On Wed, Jan 19, 2011 at 1:32 PM, Marc Farnum Rendino <mvg...@gmail.com> wrote:
> On Tue, Jan 18, 2011 at 8:59 AM, Adarsh Sharma <adarsh.sha...@orkash.com> 
> wrote:
>> I want to know *AT WHAT COSTS  *it comes.
>> 10-15% is tolerable but at this rate, it needs some work.
>>
>> As Steve rightly suggest , I am in some CPU bound testing work to  know the
>>  exact stats.
>
> Yep; you've got to test your own workflow to see how it's affected by
> your conditions - lots of variables.
>
> BTW: For AWS (Amazon) there are significant differences in I/O, for
> different instance types; if I recall correctly, for best I/O, start
> no lower than m1.large. And the three storage types (instance, EBS,
> and S3) have different characteristics as well; I'd start with EBS,
> though I haven't worked much with S3 yet, and that does offer some
> benefits.
>
As for virtualization,paravirtualization,emulation.....(whatever ulization)

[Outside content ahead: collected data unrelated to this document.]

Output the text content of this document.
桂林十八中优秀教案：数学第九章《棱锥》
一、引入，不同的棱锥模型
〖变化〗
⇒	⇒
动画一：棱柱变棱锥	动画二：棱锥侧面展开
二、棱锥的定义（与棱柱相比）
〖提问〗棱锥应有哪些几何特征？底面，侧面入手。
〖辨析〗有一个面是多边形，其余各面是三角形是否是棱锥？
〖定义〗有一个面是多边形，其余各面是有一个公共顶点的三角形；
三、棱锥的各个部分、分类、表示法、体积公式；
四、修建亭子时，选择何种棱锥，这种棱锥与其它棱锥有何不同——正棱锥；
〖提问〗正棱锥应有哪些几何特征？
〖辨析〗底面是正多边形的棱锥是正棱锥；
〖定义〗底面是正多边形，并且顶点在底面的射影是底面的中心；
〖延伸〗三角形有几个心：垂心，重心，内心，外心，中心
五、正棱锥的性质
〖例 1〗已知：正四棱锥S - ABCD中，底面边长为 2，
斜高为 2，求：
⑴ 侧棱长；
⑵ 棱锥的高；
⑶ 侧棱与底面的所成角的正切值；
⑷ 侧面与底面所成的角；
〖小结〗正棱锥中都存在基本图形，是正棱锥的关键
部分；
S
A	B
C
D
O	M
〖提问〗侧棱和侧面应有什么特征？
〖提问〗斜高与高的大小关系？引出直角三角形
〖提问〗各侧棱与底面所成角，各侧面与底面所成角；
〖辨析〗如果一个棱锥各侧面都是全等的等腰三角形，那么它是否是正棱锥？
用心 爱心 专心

There are always a lot of variables, but the net result is always
less. It may be 2% 10% or 15%, but it is always less. A $50,000 server
and such a solution takes 10% performance right off the top. There
goes $5,000.00 performance right out the window. I never think
throwing away performance was acceptable ( I was born without a silver
SSD in my crib).  Plus some people even pay for virtualization
software (vendors will remain nameless) Truly paying for less.